The Alzheimer's research field has been marked by one failure after another in pursuit of effective treatments, but Cambridge, MA-based NeuroPhage Pharmaceuticals thinks it can tackle the devastating disease with a novel approach.

In a preclinical study published on April 22 in the Journal of Molecular Biology, the company describes a new molecule it's developing based on a platform it calls a general amyloid interaction motif, or GAIM. GAIM works by recognizing and seeking out a characteristic common to many toxic misfolded proteins and targeting key stages of misfolded protein assembly to convert toxic assemblies into nontoxic ones, blocking the spread of misfolded proteins within cells.

When tested in vitro, NeuroPhage researchers found that the GAIM molecule can prevent the formation of new toxic protein aggregates and clear existing plaques and tangles.

Misfolded, toxic proteins are known to occur in various organs of the body--including the brain, heart and liver--and have been implicated in a number of diseases, such as Alzheimer's, Huntington's and amyloidosis. NeuroPhage believes its technology can be used on an array of therapeutic targets so that a number of neurodegenerative diseases associated with misfolded proteins could be addressed with a single drug candidate.

NeuroPhage is focusing first on Alzheimer's disease, which has proved an elusive target with drug developers in the dark about the role of amyloid-β and tau proteins in the pathogenesis of the disease.
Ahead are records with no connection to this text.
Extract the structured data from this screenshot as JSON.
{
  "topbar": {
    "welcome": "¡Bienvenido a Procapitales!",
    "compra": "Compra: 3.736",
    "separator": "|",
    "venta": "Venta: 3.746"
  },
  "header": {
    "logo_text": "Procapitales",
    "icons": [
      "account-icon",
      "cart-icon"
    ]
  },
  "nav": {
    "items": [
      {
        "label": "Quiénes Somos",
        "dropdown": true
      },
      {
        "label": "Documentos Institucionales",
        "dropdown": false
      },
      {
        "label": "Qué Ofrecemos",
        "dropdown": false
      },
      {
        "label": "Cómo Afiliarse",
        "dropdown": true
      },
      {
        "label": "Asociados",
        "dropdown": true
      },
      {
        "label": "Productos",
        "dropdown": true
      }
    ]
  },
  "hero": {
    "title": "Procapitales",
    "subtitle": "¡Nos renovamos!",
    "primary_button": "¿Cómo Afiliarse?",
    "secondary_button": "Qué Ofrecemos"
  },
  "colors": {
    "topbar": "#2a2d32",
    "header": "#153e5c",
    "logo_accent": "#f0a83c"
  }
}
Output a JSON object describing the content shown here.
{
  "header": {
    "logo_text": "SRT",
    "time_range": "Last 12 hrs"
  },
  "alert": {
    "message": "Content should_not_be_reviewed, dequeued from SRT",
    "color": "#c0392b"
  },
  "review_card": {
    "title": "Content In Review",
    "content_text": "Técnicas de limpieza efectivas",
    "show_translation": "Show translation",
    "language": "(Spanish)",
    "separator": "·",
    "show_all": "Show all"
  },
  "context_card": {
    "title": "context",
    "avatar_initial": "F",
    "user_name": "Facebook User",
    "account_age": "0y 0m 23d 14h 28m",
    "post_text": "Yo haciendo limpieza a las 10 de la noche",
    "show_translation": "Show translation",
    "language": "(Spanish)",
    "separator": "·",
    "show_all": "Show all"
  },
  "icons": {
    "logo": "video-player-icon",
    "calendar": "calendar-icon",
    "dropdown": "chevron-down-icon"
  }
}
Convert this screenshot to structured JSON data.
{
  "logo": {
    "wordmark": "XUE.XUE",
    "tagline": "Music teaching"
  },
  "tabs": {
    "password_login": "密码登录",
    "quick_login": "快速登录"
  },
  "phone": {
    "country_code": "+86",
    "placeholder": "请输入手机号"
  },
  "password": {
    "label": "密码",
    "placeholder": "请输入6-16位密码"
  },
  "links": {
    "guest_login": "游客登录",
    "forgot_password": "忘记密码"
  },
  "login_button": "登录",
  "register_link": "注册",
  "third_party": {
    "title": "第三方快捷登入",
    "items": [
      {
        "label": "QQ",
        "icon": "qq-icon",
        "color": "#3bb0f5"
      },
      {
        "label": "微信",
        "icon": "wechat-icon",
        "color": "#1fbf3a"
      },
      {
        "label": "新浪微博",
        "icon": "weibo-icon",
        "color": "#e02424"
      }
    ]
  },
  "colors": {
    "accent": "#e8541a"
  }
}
"This is something that can target multiple kinds of misfolded protein," Dr. Richard Fisher, NeuroPhage's chief scientific officer, told FierceBiotechResearch in an interview. "In the case of Alzheimer's, it's very important to target more than one kind of protein because no one knows which of the two, or if both of these, drive the progression of the disease."

Fisher said one of the reasons so many Alzheimer's drugs have failed in trials is because they were targeting the wrong form of amyloid β instead of binding to preexisting plaque.

"None of the drugs that have been tested and failed can target more than one type of misfolded protein," Fisher said.

NeuroPhage closed a $17 million venture round in March to back its GAIM platform, and the company hopes to begin clinical trials at the end of 2015.